Did you even watch the video ? It's just baffling how I have to spell this out. ...

barrell · on May 14, 2024

Yes I watched the demo. True those things were not possible, so if that’s what’s blowing you away then fair enough I guess. For me that doesn’t impact at all anything have ever used voice for or probably will ever use voice for.

I’ve voice chatted with ChatGPT for hundreds of hours and never once thought “can you modulate your tone please?”, so those improvements are a far cry from magic or revolutionary imho. Again, that’s not to say they aren’t cool tech, forward advancements, or impressive —- but magic or revolutionary are pretty high bars.

To each their own though.

famouswaffles · on May 14, 2024

Few people are going to say "modulate your tone" in a vacuum sure but that doesn't mean that ability along with being able to manipulate all other aspects of speech isn't an incredible advance that is going to be very useful.

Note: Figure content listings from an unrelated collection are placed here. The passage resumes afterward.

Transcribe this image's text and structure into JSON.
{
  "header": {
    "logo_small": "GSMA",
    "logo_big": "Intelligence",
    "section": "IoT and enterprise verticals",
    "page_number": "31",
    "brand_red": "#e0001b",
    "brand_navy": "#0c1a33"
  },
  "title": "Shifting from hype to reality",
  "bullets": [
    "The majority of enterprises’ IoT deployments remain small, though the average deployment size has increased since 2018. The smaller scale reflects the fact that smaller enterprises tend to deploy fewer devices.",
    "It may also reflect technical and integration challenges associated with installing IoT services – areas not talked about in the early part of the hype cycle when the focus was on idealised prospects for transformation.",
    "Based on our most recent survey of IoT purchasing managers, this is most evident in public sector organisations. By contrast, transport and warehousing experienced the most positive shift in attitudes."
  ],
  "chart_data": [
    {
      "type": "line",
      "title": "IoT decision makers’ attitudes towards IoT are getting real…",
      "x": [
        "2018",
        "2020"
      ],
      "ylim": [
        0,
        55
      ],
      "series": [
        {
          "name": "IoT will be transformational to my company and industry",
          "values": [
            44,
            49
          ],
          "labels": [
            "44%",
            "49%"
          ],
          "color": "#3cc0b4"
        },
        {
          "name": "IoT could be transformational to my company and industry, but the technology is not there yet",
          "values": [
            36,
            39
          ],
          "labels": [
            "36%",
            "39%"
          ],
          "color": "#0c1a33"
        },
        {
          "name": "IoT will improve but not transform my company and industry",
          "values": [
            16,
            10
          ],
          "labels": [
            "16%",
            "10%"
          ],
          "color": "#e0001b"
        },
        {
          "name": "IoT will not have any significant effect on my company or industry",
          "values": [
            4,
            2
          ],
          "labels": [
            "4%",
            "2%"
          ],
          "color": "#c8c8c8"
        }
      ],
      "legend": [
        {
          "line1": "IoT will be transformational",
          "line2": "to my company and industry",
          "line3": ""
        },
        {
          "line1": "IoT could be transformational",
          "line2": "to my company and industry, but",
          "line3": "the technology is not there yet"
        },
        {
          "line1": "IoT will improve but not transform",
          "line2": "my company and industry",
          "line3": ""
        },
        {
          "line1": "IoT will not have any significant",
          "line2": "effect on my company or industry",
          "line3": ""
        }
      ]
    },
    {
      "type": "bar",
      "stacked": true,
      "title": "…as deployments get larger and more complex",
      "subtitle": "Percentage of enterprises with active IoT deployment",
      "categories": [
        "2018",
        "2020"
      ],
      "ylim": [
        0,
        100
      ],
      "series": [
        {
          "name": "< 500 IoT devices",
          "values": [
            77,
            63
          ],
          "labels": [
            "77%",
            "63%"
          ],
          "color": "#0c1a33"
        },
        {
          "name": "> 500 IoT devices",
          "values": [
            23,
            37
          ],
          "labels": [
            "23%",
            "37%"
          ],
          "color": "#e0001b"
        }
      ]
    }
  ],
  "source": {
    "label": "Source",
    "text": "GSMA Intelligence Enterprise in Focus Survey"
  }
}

Language learning, audiobook narration that is far more involved, you could probably generate an audio drama, actual voice acting, even just not needing to get all my words in before it prompts the model with the transcribed text, conversation that doesn't feel like someone is reading a script.

And that's just voice.

This is the kind of interaction that's possible now. https://www.youtube.com/watch?v=_nSmkyDNulk

And no, thumbing the pause button, sending an image and going back does not even begin to compare in usability.

Great leaps in usability are a revolution in itself. GPT-3 existed for years so why did ChatGPT explode when it did? You think it was intelligence? No. It was the usability of the chat interface.